From Maragall’s “Madrid is leaving” to “Madrid has left”

Tierno did not have a particularly good relationship with Narcís Serra, the first democratic mayor of Barcelona. A telling photograph from the 1981 San Isidro festivities shows Tierno sitting alone in the front row of a bus filled with invited dignitaries, an empty seat beside him, while Narcís Serra sits just behind him. However, their lack of rapport was not just a matter of protocol; the book highlights other significant reasons for it. “To him, the other mayors were just kids who had to get the work done”, Serra told Masllorens during a conversation. Pasqual Maragall, on the other hand, got along better with Tierno.

In the same conversation between the book’s author and Narcís Serra, Serra revealed that Tierno considered Barcelona’s initiative to bid to host the 1992 Olympic Games to be “a crazy idea”. He added, “Madrid preferred to present its candidacy as the European Capital of Culture”.

In the words of Pasqual Maragall, as quoted by the author, “Barcelona (and, with even more challenges, Seville) paid dearly for its 1992 challenge against Madrid. The central capital became envious of the remarkable momentum Barcelona had gained and then accelerated its own projects”. This was done with clear support from the State for its public infrastructure programmes. Maragall noted in his book Refent Barcelona [Rebuilding Barcelona], published in January 1986 – a striking coincidence with the month of Tierno’s death – that at that time, Madrid was investing around 170 billion pesetas in sanitation, access roads, housing renovations, railway links and more, “while in Barcelona, including the metropolitan area, we were at roughly half that amount”.

The Mayor of Madrid putting on a top hat (bowler hat) at the 1985 carnival. The Mayor of Madrid putting on a top hat (bowler hat) at the 1985 carnival.

The book references the famous article by Maragall published in El País in February 2001, during Aznar’s absolute majority, titled “Madrid is leaving”. Two years later, in July 2003, the mayor – and future president of the Generalitat Government of Catalonia – published another article, aptly titled “Madrid has left”.

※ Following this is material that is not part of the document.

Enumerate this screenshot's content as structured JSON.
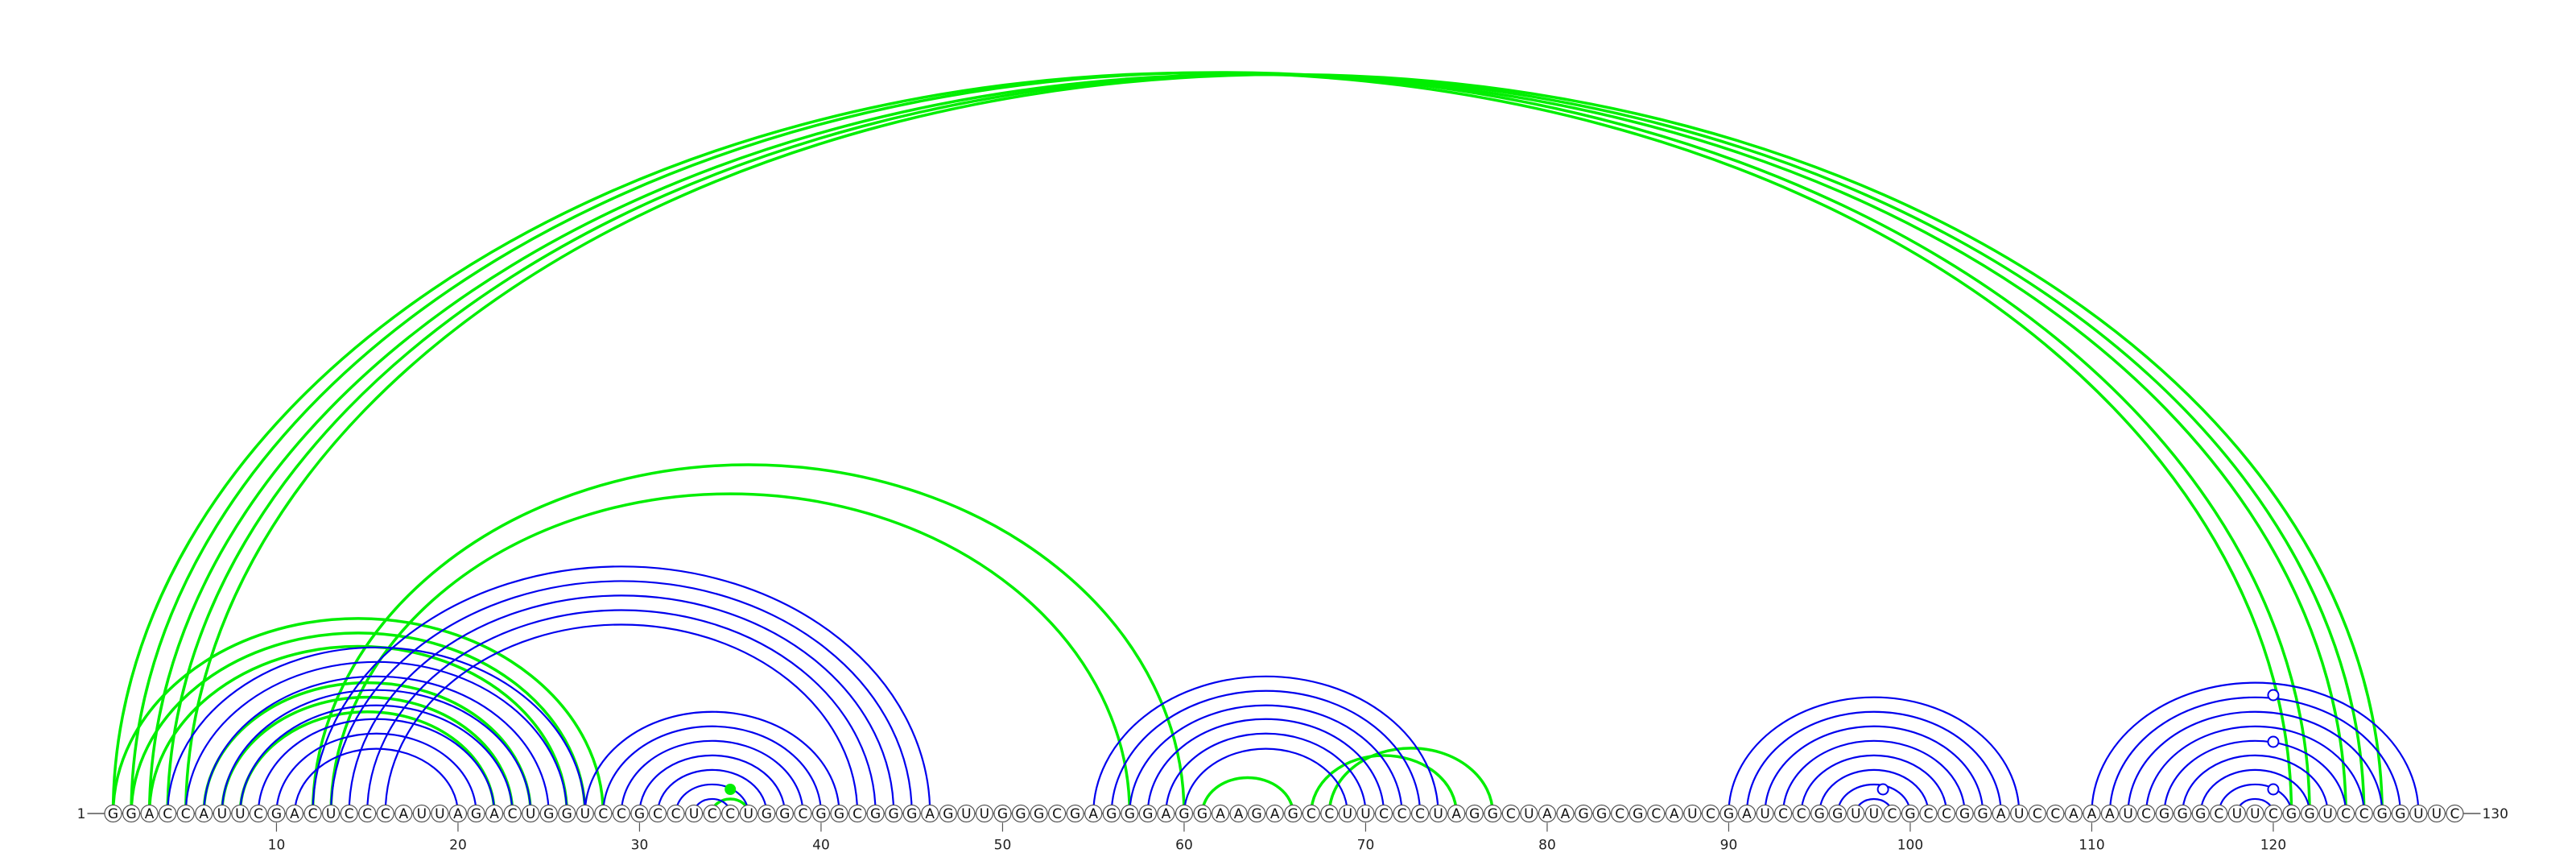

The Madrid-Barcelona rivalry in the early democratic city councils

Highlighting the consistently different treatment that the central government has given to Madrid and Barcelona, the book dedicates several chapters to this topic, especially concerning infrastructure – a situation that remained largely unchanged with the arrival of municipal democracy in 1979. On a page discussing the specific case of the underground system, Àlex Masllorens writes:

“One particularly contentious issue where Madrid received preferential treatment from the outset, while Barcelona was clearly disadvantaged, was in municipal public transport”.

Law 32/1979, dated 8 November, was specifically aimed at addressing an issue in Madrid. It clearly stated that investments for the metropolitan railway in Madrid would be funded by the State from the moment the law came into effect. It also stipulated that infrastructure costs would continue to be covered by the State. This decision represented a significant injustice to Barcelona and, to a lesser extent, to Seville, which had its own underground service since 1968.

The disparity in treatment was particularly evident in the development and expansion of the service in the capital during the Franco regime, and it continued to be apparent in the years that followed. The increase in the number of stations and the overall improvement of the service have been markedly uneven between Madrid and Barcelona.

Els papers de Tierno Galván. La rivalitat Madrid-Barcelona dels primers ajuntaments democràtics[The Papers of Tierno Galván: The Madrid-Barcelona Rivalry in the First Democratic City Councils]. 

Àlex Masllorens

Barcelona City Council, with the collaboration of Fundació Catalunya Europa, 2024. 288 pages.